Midnight's Children Study Guide

Midnight's Children

Midnight's Children by Salman Rushdie

A work of magic realism and post-colonial fiction, Midnight's Children examines the after effects of India's independence from Britain through its narrator, Saleem Sinai. Saleem was born at the exact same time that the country became independent. He and other children born at the time of independence have special powers, particularly those born closest to the midnight hour. Saleem's life closely parallels the struggles of India as an independent country and the struggle between himself as an individual and as an representation of his country is what ultimately destroys him.

The technique of magical realism finds liberal expression throughout the novel and is crucial to constructing the parallel to the country's history. The story moves in different parts of Indian Subcontinent– from Kashmir to Agra and then to Bombay (now, Mumbai), Lahore, Dhaka.

Nicholas Stewart in his essay, "Magic realism in relation to the post-colonial and Midnight's Children," argues that the "narrative framework of Midnight's Children consists of a tale– comprising his life story – which Saleem Sinai recounts orally to his wife-to-be Padma.

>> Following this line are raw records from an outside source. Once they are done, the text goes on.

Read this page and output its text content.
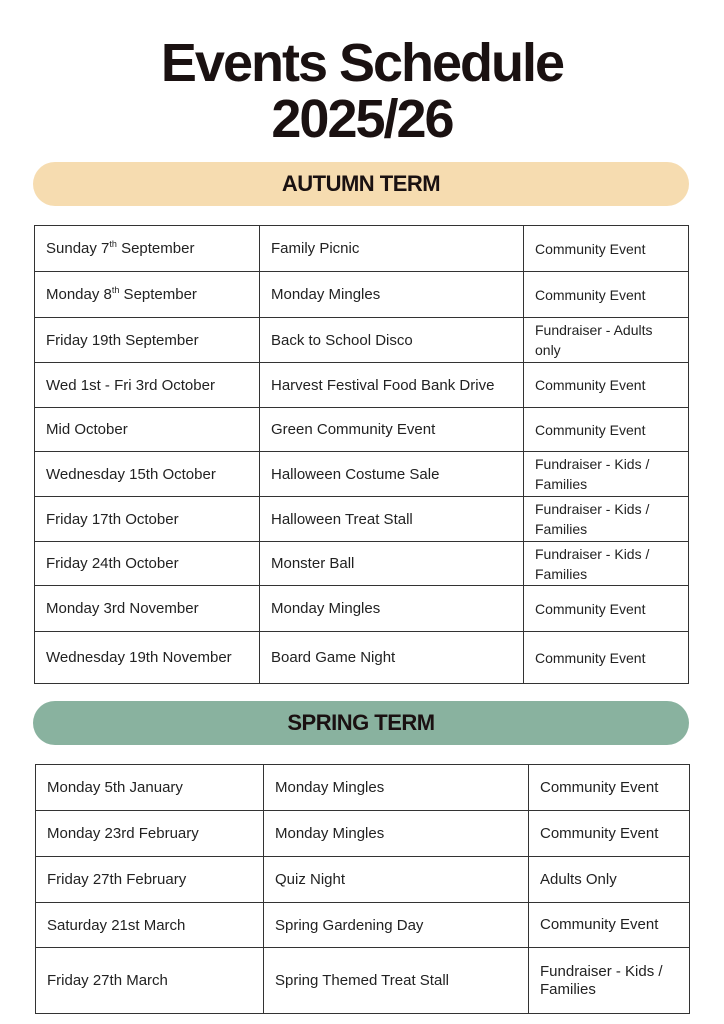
Events Schedule
2025/26
AUTUMN TERM
Sunday 7th September	Family Picnic	Community Event
Monday 8th September	Monday Mingles	Community Event
Friday 19th September	Back to School Disco	Fundraiser - Adults only
Wed 1st - Fri 3rd October	Harvest Festival Food Bank Drive	Community Event
Mid October	Green Community Event	Community Event
Wednesday 15th October	Halloween Costume Sale	Fundraiser - Kids / Families
Friday 17th October	Halloween Treat Stall	Fundraiser - Kids / Families
Friday 24th October	Monster Ball	Fundraiser - Kids / Families
Monday 3rd November	Monday Mingles	Community Event
Wednesday 19th November	Board Game Night	Community Event
SPRING TERM
Monday 5th January	Monday Mingles	Community Event
Monday 23rd February	Monday Mingles	Community Event
Friday 27th February	Quiz Night	Adults Only
Saturday 21st March	Spring Gardening Day	Community Event
Friday 27th March	Spring Themed Treat Stall	Fundraiser - Kids / Families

This self-referential narrative (within a single paragraph Saleem refers to himself in the first person: ″And I, wishing upon myself the curse of Nadir Khan." and the third: "'I tell you,' Saleem cried, 'it is true. ...'") recalls indigenous Indian culture, particularly the similarly orally recounted Arabian Nights .

The events in Salman Rushdie's text also parallel the magical nature of the narratives recounted in Arabian Nights (consider the attempt to electrocute Saleem at the latrine (p. 353), or his journey in the 'basket of invisibility' (p. 383))." He also notes that, "the narrative comprises and compresses Indian cultural history. 'Once upon a time,' Saleem muses, 'there were Radha and Krishna, and Rama and Sita, and Laila and Majnun; also (because we are not unaffected by the West) Romeo and Juliet, and Spencer Tracy and Katharine Hepburn," (259).

Stewart (citing Hutcheon) suggests that Midnight's Children chronologically entwines characters from both India and the West, "with post-colonial Indian history to examine both the effect of these indigenous and non-indigenous cultures on the Indian mind and in the light of Indian independence."